At the same time, many people purchasing cloud believe that they no longer have to backup data as it is part of the service they are provided with. As we have seen over the last two years when there have been cloud outages, the small print is all important. Most cloud vendors will make best effort to backup and restore cloud instances. However, these are shared backups not individual backups and restoring them is often a lengthy process.
It appears that the lessons from almost two decades of hosting websites have still to be properly understood. Most IT departments developed their own robust approaches to backing up data and websites as part of their daily, weekly and monthly backup cycles.

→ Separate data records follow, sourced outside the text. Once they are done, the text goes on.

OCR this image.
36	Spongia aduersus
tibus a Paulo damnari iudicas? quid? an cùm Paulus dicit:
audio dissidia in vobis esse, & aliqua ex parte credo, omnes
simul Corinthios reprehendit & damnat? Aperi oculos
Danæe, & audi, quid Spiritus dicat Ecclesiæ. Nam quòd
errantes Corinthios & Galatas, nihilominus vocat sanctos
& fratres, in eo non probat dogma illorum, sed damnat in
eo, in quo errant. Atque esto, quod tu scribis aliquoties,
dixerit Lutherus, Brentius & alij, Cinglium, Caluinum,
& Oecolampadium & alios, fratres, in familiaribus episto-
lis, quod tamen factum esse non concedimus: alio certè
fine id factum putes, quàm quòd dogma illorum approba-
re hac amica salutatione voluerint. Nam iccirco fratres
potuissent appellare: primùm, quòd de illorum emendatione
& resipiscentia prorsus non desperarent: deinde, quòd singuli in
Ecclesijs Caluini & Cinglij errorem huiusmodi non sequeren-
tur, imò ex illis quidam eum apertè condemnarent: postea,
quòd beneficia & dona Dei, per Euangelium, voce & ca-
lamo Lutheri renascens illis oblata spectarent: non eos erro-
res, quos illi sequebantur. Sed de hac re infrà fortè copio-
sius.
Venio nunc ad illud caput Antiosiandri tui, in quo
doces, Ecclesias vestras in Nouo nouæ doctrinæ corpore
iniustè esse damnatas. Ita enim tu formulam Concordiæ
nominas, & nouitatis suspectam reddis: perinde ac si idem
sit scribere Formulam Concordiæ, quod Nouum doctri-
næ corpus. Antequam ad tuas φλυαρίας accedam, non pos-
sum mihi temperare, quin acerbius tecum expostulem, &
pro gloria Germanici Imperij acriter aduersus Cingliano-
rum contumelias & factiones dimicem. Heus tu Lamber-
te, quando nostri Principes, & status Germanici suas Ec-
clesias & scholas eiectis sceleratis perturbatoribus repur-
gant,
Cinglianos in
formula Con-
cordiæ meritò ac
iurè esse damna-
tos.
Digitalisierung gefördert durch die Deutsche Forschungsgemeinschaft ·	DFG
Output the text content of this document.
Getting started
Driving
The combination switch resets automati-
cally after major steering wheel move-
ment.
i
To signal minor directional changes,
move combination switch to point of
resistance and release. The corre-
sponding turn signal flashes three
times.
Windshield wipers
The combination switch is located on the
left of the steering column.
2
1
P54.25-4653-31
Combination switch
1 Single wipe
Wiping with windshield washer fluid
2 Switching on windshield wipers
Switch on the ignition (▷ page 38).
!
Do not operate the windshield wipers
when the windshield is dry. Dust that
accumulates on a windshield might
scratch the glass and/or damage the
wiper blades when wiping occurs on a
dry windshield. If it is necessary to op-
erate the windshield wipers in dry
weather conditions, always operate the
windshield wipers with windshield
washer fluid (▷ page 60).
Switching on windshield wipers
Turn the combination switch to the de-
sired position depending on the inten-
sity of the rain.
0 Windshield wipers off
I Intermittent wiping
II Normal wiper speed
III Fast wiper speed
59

Cloud requires an approach that is just as robust or else companies are going to start losing data. We are now at the point where an increasing amount of new data is created and spends its entire life in the cloud. With no local or controlled backup the loss of that data will have an impact on enterprises and this is a governance issue that must be addressed.
Eshel also commented: “The last 10 years of data protection advancements for virtual environments go out the window when enterprises can no longer manage infrastructure at the hypervisor level. Traditional tools were not designed to natively leverage the advantages of cloud infrastructure and do not adhere to the basic principles of cloud orchestration and automation.
“We are happy to take a leadership position in enabling adoption of hybrid and ‘all-in’ cloud strategies by providing a truly unique, cloud-native and yet cloud-agnostic platform for data-protection as a service delivery.”
The explosion of cloud outside the control of IT departments means that they have to review their governance of data. While the current focus is on discovery of cloud usage and identification of sensitive data stored in the cloud, there has to be urgent attention to including anything discovered in a structured backup programme.
Users might see IT as a blocker to their cloud ambitions but the moment anything is lost they are the first to blame IT rather than accept their own failure. To deal with this companies must educate their users so that when they buy cloud they also look at the backup processes. If they don’t want IT to deal with this they must organise their own data protection or accept that any loss of data is down to their governance failure which could have the potential of creating a more serious incident with a regulator.